HOW TO CALL THE POLICE WHEN YOU'RE OLD AND DON'T MOVE FAST ANYMORE.




George Phillips of Marsh Green, Wigan was going up to bed when his wife told him that he'd left the light on in the garden shed, which she could see from the bedroom window.



George opened the back door to go turn off the light but saw that there were people in the shed stealing things.



He phoned the police, who asked 'Is someone in your house?' and he said 'no'. Then they said that all patrols were busy, and that he should simply lock his door and an officer would be along when available. George said, 'Okay,' hung up, counted to 30, and phoned the police again.

'Hello, I just called you a few seconds ago because there were people stealing things from my shed. Well, you don't have to worry about them now because I've just shot them.' Then he hung up.

Within five minutes three police cars, an Armed Response Unit, and an ambulance showed up at the Phillips' residence and caught the burglars red-handed.
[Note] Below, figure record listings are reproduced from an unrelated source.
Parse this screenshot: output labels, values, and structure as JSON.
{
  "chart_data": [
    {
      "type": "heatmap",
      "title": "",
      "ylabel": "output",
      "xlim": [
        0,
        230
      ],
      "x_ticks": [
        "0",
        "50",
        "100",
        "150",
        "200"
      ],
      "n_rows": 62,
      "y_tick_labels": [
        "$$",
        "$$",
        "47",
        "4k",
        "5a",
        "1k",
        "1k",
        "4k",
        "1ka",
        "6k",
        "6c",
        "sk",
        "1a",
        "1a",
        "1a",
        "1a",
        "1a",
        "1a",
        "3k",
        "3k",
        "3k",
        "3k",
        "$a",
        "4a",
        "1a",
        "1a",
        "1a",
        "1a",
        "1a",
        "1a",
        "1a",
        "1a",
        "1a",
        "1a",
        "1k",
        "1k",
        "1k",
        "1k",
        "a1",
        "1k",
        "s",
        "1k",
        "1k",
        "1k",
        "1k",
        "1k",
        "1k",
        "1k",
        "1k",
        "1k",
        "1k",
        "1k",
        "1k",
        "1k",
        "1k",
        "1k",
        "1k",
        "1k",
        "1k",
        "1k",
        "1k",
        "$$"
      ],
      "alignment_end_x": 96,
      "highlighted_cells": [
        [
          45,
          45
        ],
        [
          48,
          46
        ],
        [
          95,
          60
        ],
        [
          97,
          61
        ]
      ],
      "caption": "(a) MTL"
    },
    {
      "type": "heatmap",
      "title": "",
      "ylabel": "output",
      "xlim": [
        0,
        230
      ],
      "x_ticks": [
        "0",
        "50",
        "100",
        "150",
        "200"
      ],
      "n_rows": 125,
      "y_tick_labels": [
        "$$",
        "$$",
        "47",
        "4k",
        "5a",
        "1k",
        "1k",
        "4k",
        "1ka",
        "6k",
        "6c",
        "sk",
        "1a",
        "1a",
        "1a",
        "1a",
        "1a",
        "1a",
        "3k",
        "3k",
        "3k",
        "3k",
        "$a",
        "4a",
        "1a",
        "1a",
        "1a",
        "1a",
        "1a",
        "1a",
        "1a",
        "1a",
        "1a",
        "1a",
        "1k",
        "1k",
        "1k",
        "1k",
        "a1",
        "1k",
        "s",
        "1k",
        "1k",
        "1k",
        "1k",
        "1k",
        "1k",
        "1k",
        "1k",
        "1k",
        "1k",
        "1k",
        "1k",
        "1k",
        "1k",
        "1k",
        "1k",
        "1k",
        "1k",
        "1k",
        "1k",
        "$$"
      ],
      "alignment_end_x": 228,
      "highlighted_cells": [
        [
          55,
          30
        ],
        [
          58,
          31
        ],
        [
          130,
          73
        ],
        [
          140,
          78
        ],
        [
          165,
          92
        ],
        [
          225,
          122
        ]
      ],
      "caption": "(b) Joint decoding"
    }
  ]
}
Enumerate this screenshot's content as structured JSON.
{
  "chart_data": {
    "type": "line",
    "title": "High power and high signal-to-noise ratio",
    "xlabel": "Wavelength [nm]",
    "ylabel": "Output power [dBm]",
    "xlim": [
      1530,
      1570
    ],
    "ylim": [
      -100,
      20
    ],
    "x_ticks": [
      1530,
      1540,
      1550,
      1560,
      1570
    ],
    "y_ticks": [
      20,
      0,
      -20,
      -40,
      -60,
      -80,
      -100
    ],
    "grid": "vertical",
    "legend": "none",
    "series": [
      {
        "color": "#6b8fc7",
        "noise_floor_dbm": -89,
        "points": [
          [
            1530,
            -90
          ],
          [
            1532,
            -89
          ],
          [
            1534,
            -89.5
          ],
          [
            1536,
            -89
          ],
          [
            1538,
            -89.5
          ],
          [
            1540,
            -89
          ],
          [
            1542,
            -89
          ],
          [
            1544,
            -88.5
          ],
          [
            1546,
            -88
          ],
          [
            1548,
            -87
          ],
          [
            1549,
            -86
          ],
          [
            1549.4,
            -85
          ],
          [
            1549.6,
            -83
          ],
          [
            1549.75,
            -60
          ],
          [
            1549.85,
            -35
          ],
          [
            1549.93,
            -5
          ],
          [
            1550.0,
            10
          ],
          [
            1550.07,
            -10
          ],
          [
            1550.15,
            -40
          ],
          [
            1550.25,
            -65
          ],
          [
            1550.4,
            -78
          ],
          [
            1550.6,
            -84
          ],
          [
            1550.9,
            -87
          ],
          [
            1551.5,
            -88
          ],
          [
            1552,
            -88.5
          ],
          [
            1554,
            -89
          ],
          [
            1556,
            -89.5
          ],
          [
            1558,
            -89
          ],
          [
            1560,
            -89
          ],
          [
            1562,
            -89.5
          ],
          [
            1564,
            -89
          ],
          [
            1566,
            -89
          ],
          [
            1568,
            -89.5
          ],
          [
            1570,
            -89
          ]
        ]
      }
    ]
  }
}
One of the Policemen said to George: 'I thought you said that you'd shot them!



George said, 'I thought you said there was nobody available!'

I LOVE IT - Don't mess with old people!!


----------



## Penquin (Oct 15, 2007)

Brilliant, thank you very much


----------



## Triple7 (Oct 15, 2007)

Sorry charlieivan

Nice story, but I'm afraid it's untrue.

See the link below:-

http://www.snopes.com/crime/safety/response.asp

Snopes is a great website for checking those internet stories that claim to be true stories.

It's still a great story that brought a smile to my face though.


----------



## sallytrafic (Jan 17, 2006)

Yes that George gets about doesn't he 
2001 that started circulating the net


----------



## gromett (May 9, 2005)

sallytrafic said:


> Yes that George gets about doesn't he
> 2001 that started circulating the net


and been posted on here before I am sure. Think this is where i heard it for the first time a couple of years ago. Still funny though 

Karl


----------